Девочка протянула руки, собираясь взять сумку, однако дворецкий сам занёс её и поставил возле кровати. Оглянувшись на дверной проём и убедившись, что Клара удалилась, Хесус достал из кармана ливреи пакетик фруктовых леденцов и отдал его Анне со словами:
– Вот, купил, когда ездил в Виксбург. Добро пожаловать, мисс Ландер, ничего не бойтесь.
В это время в гостиной Джонс сидел на стуле напротив кресла госпожи Харлин. Спину адвоката буквально обжигало пламя камина. Поморщившись, мужчина стал раскладывать на полированной поверхности чайного столика, рядом с хрустальным графином с водой и мешочком с табаком, документы на опеку.
– Вы должны расписаться на каждом экземпляре, чтобы стать официальным опекуном девочки, – пояснил адвокат.
Однако Харлин не торопилась и, нацепив на сморщенный нос очки, стала внимательно читать бумаги и делала это так медленно, что Джонс не стерпел и выпалил:
– Там всё правильно, осталась только ваша подпись.
– Мне некуда торопиться, – безучастно сказала старая южная леди, продолжая водить пальцем по строкам машинописного текста.
Мысленно чертыхнувшись, Джонс вытащил из кармана пачку сигарет.
– Не надо этого делать, – предупредила Харлин. – Только мне позволено курить в этом доме, к тому же, ваш табак – сущая отрава.
Пришлось адвокату потерпеть. Вошла Клара и предупредила, что ужин подан. Старуха кивнула и продолжила чтение.

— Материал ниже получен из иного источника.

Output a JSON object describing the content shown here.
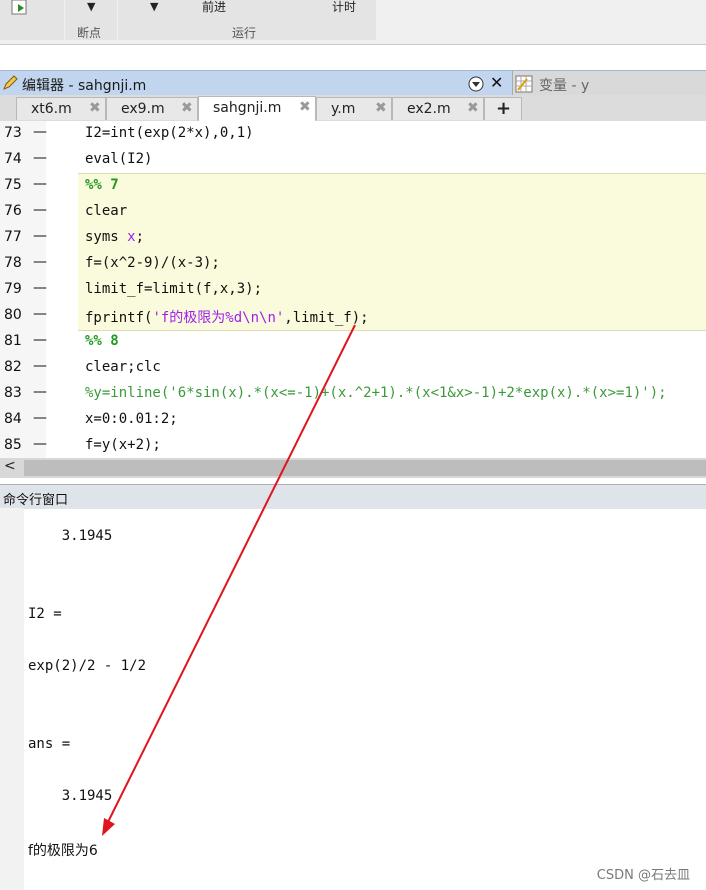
{
  "toolstrip": {
    "group1_label": "断点",
    "group2_label": "运行",
    "forward_label": "前进",
    "timer_label": "计时"
  },
  "editor": {
    "title": "编辑器 - sahgnji.m",
    "variable_panel_title": "变量 - y",
    "tabs": [
      {
        "label": "xt6.m"
      },
      {
        "label": "ex9.m"
      },
      {
        "label": "sahgnji.m"
      },
      {
        "label": "y.m"
      },
      {
        "label": "ex2.m"
      }
    ],
    "add_tab": "+",
    "close_glyph": "✖",
    "dash": "—",
    "lines": [
      {
        "num": "73",
        "segments": [
          {
            "t": "I2=int(exp(2*x),0,1)",
            "c": ""
          }
        ]
      },
      {
        "num": "74",
        "segments": [
          {
            "t": "eval(I2)",
            "c": ""
          }
        ]
      },
      {
        "num": "75",
        "segments": [
          {
            "t": "%% 7",
            "c": "kw"
          }
        ]
      },
      {
        "num": "76",
        "segments": [
          {
            "t": "clear",
            "c": ""
          }
        ]
      },
      {
        "num": "77",
        "segments": [
          {
            "t": "syms ",
            "c": ""
          },
          {
            "t": "x",
            "c": "var"
          },
          {
            "t": ";",
            "c": ""
          }
        ]
      },
      {
        "num": "78",
        "segments": [
          {
            "t": "f=(x^2-9)/(x-3);",
            "c": ""
          }
        ]
      },
      {
        "num": "79",
        "segments": [
          {
            "t": "limit_f=limit(f,x,3);",
            "c": ""
          }
        ]
      },
      {
        "num": "80",
        "segments": [
          {
            "t": "fprintf(",
            "c": ""
          },
          {
            "t": "'f的极限为%d\\n\\n'",
            "c": "str"
          },
          {
            "t": ",limit_f);",
            "c": ""
          }
        ]
      },
      {
        "num": "81",
        "segments": [
          {
            "t": "%% 8",
            "c": "kw"
          }
        ]
      },
      {
        "num": "82",
        "segments": [
          {
            "t": "clear;clc",
            "c": ""
          }
        ]
      },
      {
        "num": "83",
        "segments": [
          {
            "t": "%y=inline('6*sin(x).*(x<=-1)+(x.^2+1).*(x<1&x>-1)+2*exp(x).*(x>=1)');",
            "c": "cm"
          }
        ]
      },
      {
        "num": "84",
        "segments": [
          {
            "t": "x=0:0.01:2;",
            "c": ""
          }
        ]
      },
      {
        "num": "85",
        "segments": [
          {
            "t": "f=y(x+2);",
            "c": ""
          }
        ]
      }
    ]
  },
  "scrollbar": {
    "left_arrow": "<"
  },
  "command_window": {
    "title": "命令行窗口",
    "output": [
      {
        "text": "    3.1945",
        "row": "a"
      },
      {
        "text": "I2 =",
        "row": "b"
      },
      {
        "text": "exp(2)/2 - 1/2",
        "row": "c"
      },
      {
        "text": "ans =",
        "row": "d"
      },
      {
        "text": "    3.1945",
        "row": "e"
      },
      {
        "text": "f的极限为6",
        "row": "f"
      }
    ]
  },
  "watermark": "CSDN @石去皿",
  "colors": {
    "annotation_arrow": "#e0141e",
    "cell_highlight": "#fafadc",
    "comment_green": "#3a9a3a",
    "string_purple": "#a020f0"
  }
}
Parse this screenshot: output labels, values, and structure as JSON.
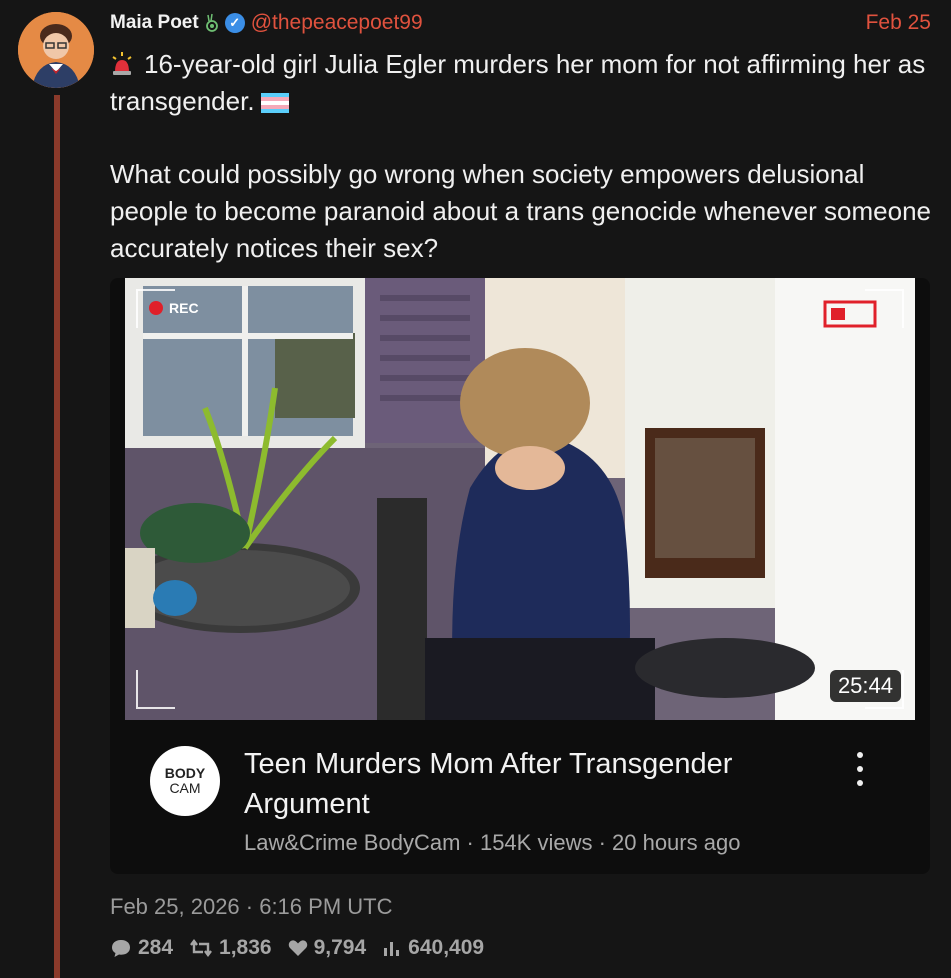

– Ты спал с Эшли? – вдруг спросила она.
– Мы… встречались всего месяц… может два, – несмело ответил Джонс.
– Любил её?
– Да, миссис…
– Тогда почему решил взвалить девочку на кого-то другого? – поинтересовалась Харлин и чёрные глазки, похожие на спелые маслины, впились в мужчину.
Он выдержал этот взгляд и ответил:
– Она мне – никто.
– Какая честность, – в голосе старухе слышалась усмешка. – Мне нужно знать что-нибудь особенное? Хронические болезни? Странности поведения? Девочка послушная?
– У меня не было возможности пообщаться с ней достаточно, к тому же после… этой трагедии она замкнулась. Кто может узнать сейчас, что твориться в её голове, - сказал Джонс. – Правда, Майкл в нашу последнюю встречу кое-что говорил… Анна несколько раз в месяц кричала во сне, что задыхается, при этом её с трудом удавалось разбудить. Потом она стала рисовать страшные картинки: раскидистое дерево, на нём повешен человек с мешком на голове, а внизу стоят люди.